Translink confirms fare increases for NI bus and train from next month

Fares for both bus and train services in Northern Ireland will increase from next month.

The price increases will affect most fares on Metro, NI Railways and Ulsterbus services, the operator said.

Translink said the increases will come into effect from Monday, June 3.

The majority of passengers will see their fares increase by 6% for bus and 10% for rail.

In real terms this means that most Metro/Glider cash singles will rise by 10p, most Ulsterbus and Goldliner cash singles will rise between 10p and 50p depending on distance, and most rail cash singles between 20p and £1.50 will increase depending on distance.

This decision does not affect cross-border bus and train fares.

The Consumer Council has criticized Translink’s decision to increase rates.

“Today’s announcement that Translink will increase its average fares by 6% for bus and 10% for rail is a blow to public transport users,” said the organisation’s Peter McClenaghan.

“This review follows an average fare increase of 7% for all Translink services in March 2023 and an increase in rail fares in November 2023.

“It will disproportionately impact low-income passengers, who have no travel option other than public transport and who are already struggling with the ongoing cost of living crisis.”

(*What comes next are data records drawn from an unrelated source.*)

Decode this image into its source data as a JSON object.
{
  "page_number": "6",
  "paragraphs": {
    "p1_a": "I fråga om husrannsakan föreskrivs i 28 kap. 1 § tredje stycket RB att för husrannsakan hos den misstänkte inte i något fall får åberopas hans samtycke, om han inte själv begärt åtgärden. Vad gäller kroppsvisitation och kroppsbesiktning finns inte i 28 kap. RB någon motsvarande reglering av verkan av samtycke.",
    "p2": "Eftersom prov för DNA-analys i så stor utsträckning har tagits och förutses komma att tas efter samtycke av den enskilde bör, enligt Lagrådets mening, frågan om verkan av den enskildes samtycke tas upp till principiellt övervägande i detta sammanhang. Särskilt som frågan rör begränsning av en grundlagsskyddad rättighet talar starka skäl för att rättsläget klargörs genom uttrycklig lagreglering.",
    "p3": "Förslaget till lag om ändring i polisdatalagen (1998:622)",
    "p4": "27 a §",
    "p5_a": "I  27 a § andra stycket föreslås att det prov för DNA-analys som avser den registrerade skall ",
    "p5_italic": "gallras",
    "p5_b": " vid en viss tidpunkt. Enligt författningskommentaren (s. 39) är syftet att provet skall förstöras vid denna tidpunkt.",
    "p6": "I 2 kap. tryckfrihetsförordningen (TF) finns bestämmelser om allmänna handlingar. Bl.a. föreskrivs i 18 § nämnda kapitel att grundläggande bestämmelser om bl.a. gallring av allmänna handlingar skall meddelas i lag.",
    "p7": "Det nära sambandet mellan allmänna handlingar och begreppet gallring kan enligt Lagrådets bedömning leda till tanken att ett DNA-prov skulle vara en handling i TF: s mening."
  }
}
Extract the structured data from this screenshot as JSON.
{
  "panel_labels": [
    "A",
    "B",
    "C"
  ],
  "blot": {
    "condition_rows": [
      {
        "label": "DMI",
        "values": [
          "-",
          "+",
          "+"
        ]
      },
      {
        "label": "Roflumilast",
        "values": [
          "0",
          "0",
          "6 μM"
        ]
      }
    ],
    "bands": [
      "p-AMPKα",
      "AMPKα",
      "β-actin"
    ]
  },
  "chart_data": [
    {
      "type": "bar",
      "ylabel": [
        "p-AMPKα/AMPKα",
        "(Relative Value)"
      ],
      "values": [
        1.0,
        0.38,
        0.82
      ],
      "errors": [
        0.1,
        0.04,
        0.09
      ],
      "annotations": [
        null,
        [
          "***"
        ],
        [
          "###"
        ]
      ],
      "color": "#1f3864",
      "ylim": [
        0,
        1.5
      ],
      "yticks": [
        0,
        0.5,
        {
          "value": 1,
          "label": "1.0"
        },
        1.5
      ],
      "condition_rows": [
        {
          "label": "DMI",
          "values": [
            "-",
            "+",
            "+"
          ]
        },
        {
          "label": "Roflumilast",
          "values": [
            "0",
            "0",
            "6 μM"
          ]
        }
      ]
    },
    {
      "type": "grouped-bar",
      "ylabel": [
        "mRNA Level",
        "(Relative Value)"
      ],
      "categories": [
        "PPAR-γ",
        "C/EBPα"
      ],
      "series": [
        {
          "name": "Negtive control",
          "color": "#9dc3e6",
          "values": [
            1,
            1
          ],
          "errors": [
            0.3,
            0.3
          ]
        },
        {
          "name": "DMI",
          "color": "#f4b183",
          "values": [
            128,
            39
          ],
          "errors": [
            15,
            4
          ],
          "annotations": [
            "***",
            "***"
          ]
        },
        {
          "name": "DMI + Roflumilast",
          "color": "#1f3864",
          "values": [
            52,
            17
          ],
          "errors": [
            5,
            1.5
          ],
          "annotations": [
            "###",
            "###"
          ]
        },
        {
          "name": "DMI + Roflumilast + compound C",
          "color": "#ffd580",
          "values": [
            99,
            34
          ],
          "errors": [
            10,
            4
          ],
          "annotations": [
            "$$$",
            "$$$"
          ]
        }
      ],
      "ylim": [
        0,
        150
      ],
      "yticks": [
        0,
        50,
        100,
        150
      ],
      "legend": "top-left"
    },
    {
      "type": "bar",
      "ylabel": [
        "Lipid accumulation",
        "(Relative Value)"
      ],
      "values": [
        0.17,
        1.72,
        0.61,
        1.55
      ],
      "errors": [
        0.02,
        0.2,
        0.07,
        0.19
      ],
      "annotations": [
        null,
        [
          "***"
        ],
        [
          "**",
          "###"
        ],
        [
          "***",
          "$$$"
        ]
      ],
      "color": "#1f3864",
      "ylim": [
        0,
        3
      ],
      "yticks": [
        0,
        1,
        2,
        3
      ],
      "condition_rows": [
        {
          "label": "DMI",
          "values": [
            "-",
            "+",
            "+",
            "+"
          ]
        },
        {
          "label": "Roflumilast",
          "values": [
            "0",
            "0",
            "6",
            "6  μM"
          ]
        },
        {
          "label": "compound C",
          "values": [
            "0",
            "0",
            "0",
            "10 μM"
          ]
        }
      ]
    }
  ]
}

Mr McClenaghan said he understands the impact of the cost of living and lack of government funding on public transport in Northern Ireland, but claimed the company could do more to support consumers.

“Government funding for public transport in Northern Ireland must be sufficient to at least maintain current levels of service, but also fund incentives to increase passenger numbers where possible,” he added.

“This fare increase contrasts with initiatives elsewhere, such as the £2 fare cap in England and the 20 per cent passenger discount in the Republic of Ireland (ROI), which recognize the benefits of public transport for society and the environment.

“This Translink increase could limit the growth in the number of people using public transport and would be contrary to government policy to increase the number of people using public transport.”

The Consumer Council also suggested that moves to increase a flat fare on buses across Belfast, to promote simplicity for passengers, could inadvertently result in “some above-average price increases for certain types of tickets”.

“We are therefore urging Translink to introduce solutions as soon as possible that would offset these price increases, such as a weekly limit on contactless payments, to address this,” he added.

To help combat price increases, Translink has encouraged customers to take advantage of their range of daily value tickets, discounted tickets and available promotional fares.

Passengers are also encouraged to use contactless, mLink and multi-travel products to get the best deal.

The company said the 25% discount will also continue to be available on non-peak travel after 9.30am on train and local Ulsterbus services.

The iLink cards also offer unlimited travel for different zones on the bus and train network.

Ian Campbell, Translink Director of Operations, said there were still many discounts available to passengers.

“We are maintaining the 50% discount, along with free access to the yLink card for all 16 to 23 year olds,” he said.

“With more than 60% more yLink journeys last year, this special deal will help many more young people travel by bus and train, and make their money go further.

“We have also taken the opportunity to simplify Smartlink fares for Metro/Glider, making it easier for our customers. Passengers using Smartlink simply pay a £2 fare for each standard adult journey, which for most people means a saving of over 10% compared to paying with cash. The dayLink, mLink and contactless day tickets will also go to £4.00 for all-day travel.”

Mr Campbell said Translink will remain committed to making public transport an affordable option for commuters.

“We remain convinced that bus and train travel remains the most attractive and cost-effective travel choice, especially when compared to rising private car costs,” he added.

“Combined with the many wider health and wellbeing benefits of sustainable travel, it is also an easy way in which we can all do our part to tackle the climate crisis and improve air quality for a better connected society for all.”